Contrairement à la classe politique, et contrairement au général de Gaulle…

RT : On a aujourd'hui des informations de tout bord sur le putsch de mai 1958, notamment celles qui émanent des écrits de Thierry Meyssan. Lui fait la part belle à l'ingérence de la CIA et du business américain dans son organisation. Il privilégie les éléments "atlantistes" si on peut dire.


Selon R. Kauffer et R. Faligot (
Le croissant et la croix gammée, Ed. Albin Michel), Aloïs Brünner, ex-chef du camp de Drancy, quitte l’Allemagne fédérale à partir de 1954. Épaulé par la CIA, il se rend à Damas en Syrie. Selon Kauffer et Faligot, là-bas, Brünner établit une société écran pour affréter de l’armement au FLN algérien.


Les réseaux gaullistes seraient, selon Meyssan, en contact avec les agents dormants américains en France les « Stay Behind », avec à leur tête aussi bien la CIA, c’est-à-dire Allen Dulles, son directeur, que son frère John Foster Dulles, alors secrétaire d’État, l’équivalent du ministre des Affaires étrangères.


Les deux Dulles, avocats d’affaires, dirigeaient un important cabinet juridique à Wall Street et avaient pour clients des sociétés bananières et autres groupes liés au capital américain.


À son retour au pouvoir, de Gaulle traitera des relations franco-américaines directement avec John Foster Dulles à l’Elysée, et notamment du projet de l’ « atome » français, un des gros dossiers du moment, après la situation des territoires d’outre-mer…

Quid d’une alliance secrète de De Gaulle avec l’Etat américain ?

AG : Le général de Gaulle accusait ce qu’il appelait le « Système » de la IVe République de conduire le pays à la catastrophe : la perte de l’Algérie, voire des territoires d’Afrique.

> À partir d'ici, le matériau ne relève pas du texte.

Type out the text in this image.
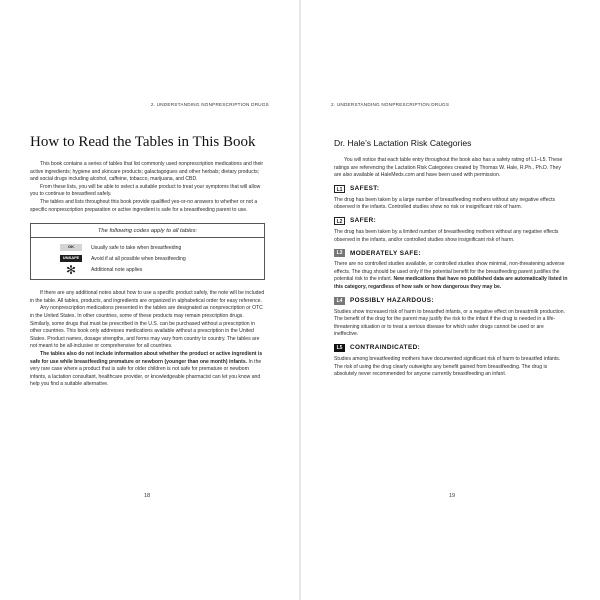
2. UNDERSTANDING NONPRESCRIPTION DRUGS
How to Read the Tables in This Book

This book contains a series of tables that list commonly used nonprescription medications and their active ingredients; hygiene and skincare products; galactagogues and other herbals; dietary products; and social drugs including alcohol, caffeine, tobacco, marijuana, and CBD.

From these lists, you will be able to select a suitable product to treat your symptoms that will allow you to continue to breastfeed safely.

The tables and lists throughout this book provide qualified yes-or-no answers to whether or not a specific nonprescription preparation or active ingredient is safe for a breastfeeding parent to use.

The following codes apply to all tables:
OK	Usually safe to take when breastfeeding
UNSAFE	Avoid if at all possible when breastfeeding
✻	Additional note applies

If there are any additional notes about how to use a specific product safely, the note will be included in the table. All tables, products, and ingredients are organized in alphabetical order for easy reference.

Any nonprescription medications presented in the tables are designated as nonprescription or OTC in the United States. In other countries, some of these products may remain prescription drugs. Similarly, some drugs that must be prescribed in the U.S. can be purchased without a prescription in other countries. This book only addresses medications available without a prescription in the United States. Product names, dosage strengths, and forms may vary from country to country. The tables are not meant to be all-inclusive or comprehensive for all countries.

The tables also do not include information about whether the product or active ingredient is safe for use while breastfeeding premature or newborn (younger than one month) infants. In the very rare case where a product that is safe for older children is not safe for premature or newborn infants, a lactation consultant, healthcare provider, or knowledgeable pharmacist can let you know and help you find a suitable alternative.

18
2. UNDERSTANDING NONPRESCRIPTION DRUGS
Dr. Hale’s Lactation Risk Categories

You will notice that each table entry throughout the book also has a safety rating of L1–L5. These ratings are referencing the Lactation Risk Categories created by Thomas W. Hale, R.Ph., Ph.D. They are also available at HaleMeds.com and have been used with permission.

L1	SAFEST:

The drug has been taken by a large number of breastfeeding mothers without any negative effects observed in the infants. Controlled studies show no risk or insignificant risk of harm.

L2	SAFER:

The drug has been taken by a limited number of breastfeeding mothers without any negative effects observed in the infants, and/or controlled studies show insignificant risk of harm.

L3	MODERATELY SAFE:

There are no controlled studies available, or controlled studies show minimal, non-threatening adverse effects. The drug should be used only if the potential benefit for the breastfeeding parent justifies the potential risk to the infant. New medications that have no published data are automatically listed in this category, regardless of how safe or how dangerous they may be.

L4	POSSIBLY HAZARDOUS:

Studies show increased risk of harm to breastfed infants, or a negative effect on breastmilk production. The benefit of the drug for the parent may justify the risk to the infant if the drug is needed in a life-threatening situation or to treat a serious disease for which safer drugs cannot be used or are ineffective.

L5	CONTRAINDICATED:

Studies among breastfeeding mothers have documented significant risk of harm to breastfed infants. The risk of using the drug clearly outweighs any benefit gained from breastfeeding. The drug is absolutely never recommended for anyone currently breastfeeding an infant.

19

Revenu au pouvoir au nom de l’Intégration des populations arabo-berbères d’Algérie, seul moyen d’une paix durable en Algérie, le Général vira progressivement casaque, en particulier, on l’a vu, à partir de septembre 1959. Il reprit alors à son compte la grande thèse commune aux Etats-Unis et à l’Union Soviétique : le fameux « droit des peuples à disposer d’eux-mêmes ». Sa politique de dégagement, en Algérie comme en Afrique noire, put dès lors bénéficier du soutien du Parti Communiste français, alors aux ordres de Moscou, chacun le sait aujourd’hui. Les gaullistes et les communistes, en principe ennemis jurés sur les questions africaines, devinrent ainsi, contre toute attente, des alliés objectifs sur le chapitre de la décolonisation…

Le Général eut beau jeu de dire à propos de Sartre : « On n’embastille pas Voltaire », puisque celui-ci servait ses vues sur les dossiers algérien et africain…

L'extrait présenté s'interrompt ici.